Primero fue en Culiacán. El poder de los carteles de la droga se impuso cuando las autoridades mexicanas quisieron arrestar al hijo del capo Joaquín “El Chapo Guzmán”, Ovidio. El gobierno de Andrés Manuel López Obrador mostró entonces toda su debilidad ante el crimen organizado y terminó liberando al peligroso delincuente, mientras sus sicarios disparaban a su antojo en la capital de Sinaloa.

Ahora, el horrible episodio ocurrido el lunes entre los estados de Chihuahua y Sonora, fronterizos con Estados Unidos y que dejó tres mujeres y seis niños mexicano-estadounidenses muertos, nos muestra la impunidad y la saña con que actúan los carteles de la droga.
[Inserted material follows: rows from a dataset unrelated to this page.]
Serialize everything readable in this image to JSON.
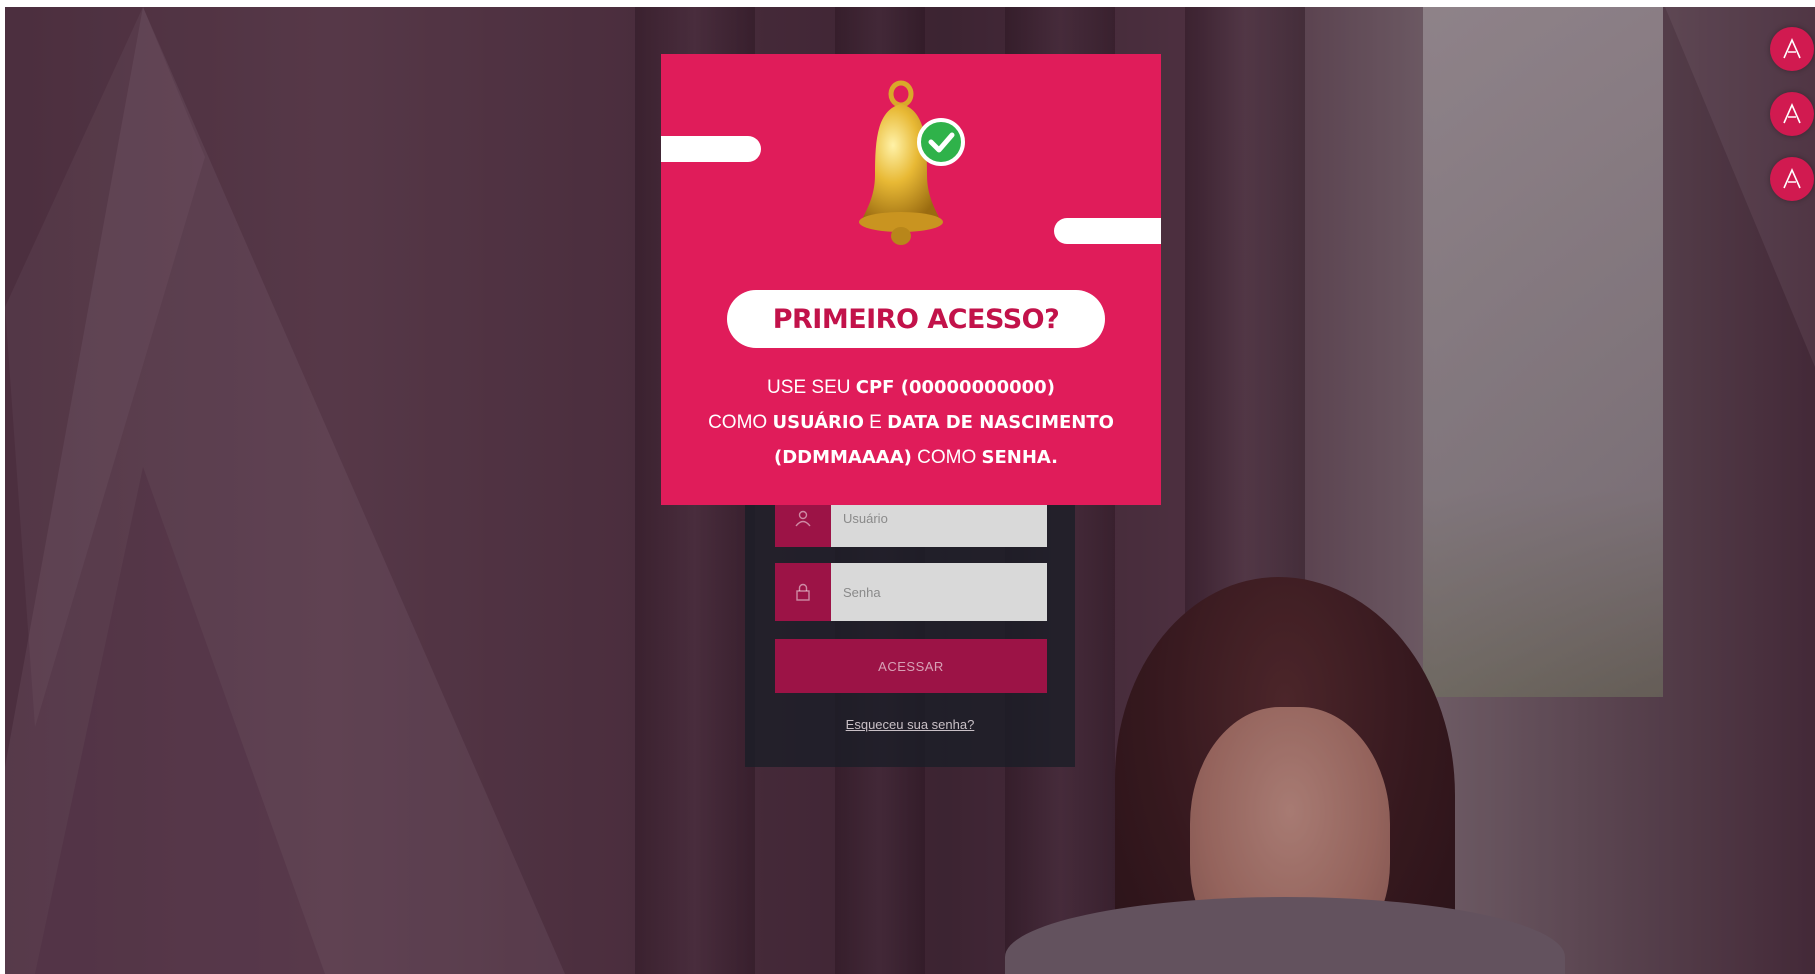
{
  "modal": {
    "title": "PRIMEIRO ACESSO?",
    "line1_prefix": "USE SEU ",
    "line1_bold": "CPF (00000000000)",
    "line2_prefix": "COMO ",
    "line2_bold1": "USUÁRIO",
    "line2_mid": " E ",
    "line2_bold2": "DATA DE NASCIMENTO",
    "line3_bold1": "(DDMMAAAA)",
    "line3_mid": " COMO ",
    "line3_bold2": "SENHA.",
    "icon": "bell-check-icon"
  },
  "login": {
    "username_placeholder": "Usuário",
    "password_placeholder": "Senha",
    "user_icon": "user-icon",
    "lock_icon": "lock-icon",
    "submit_label": "ACESSAR",
    "forgot_label": "Esqueceu sua senha?"
  },
  "side_icons": [
    "logo-a-icon",
    "logo-a-icon",
    "logo-a-icon"
  ],
  "colors": {
    "brand": "#e01c5a",
    "brand_dark": "#9c1346",
    "card": "#1a1e26"
  }
}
Los centroamericanos ya conocemos de la saña de estos grupos criminales. Basta recordar aquella matanza de más de 70 migrantes en Tamaulipas y otras tantas muertes que ocurren tan frecuentemente que ya forman parte de la realidad cotidiana.
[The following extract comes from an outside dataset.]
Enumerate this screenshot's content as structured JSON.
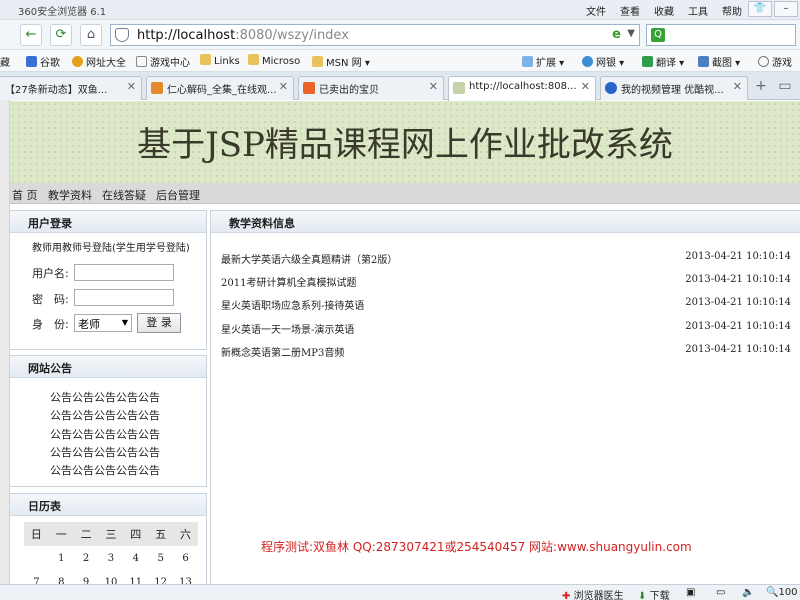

México no está lejos, es nuestro vecindario y se suele decir que es nuestro hermano mayor y, como tal, captamos mucho de ese hermano mayor, lo bueno y lo malo. De ahí que esa violencia de los carteles no es ningún ejemplo bueno para Centroamérica y El Salvador en particular, ya de por sí afectado por la violencia de las pandillas. Hay que estar atentos a estos hechos.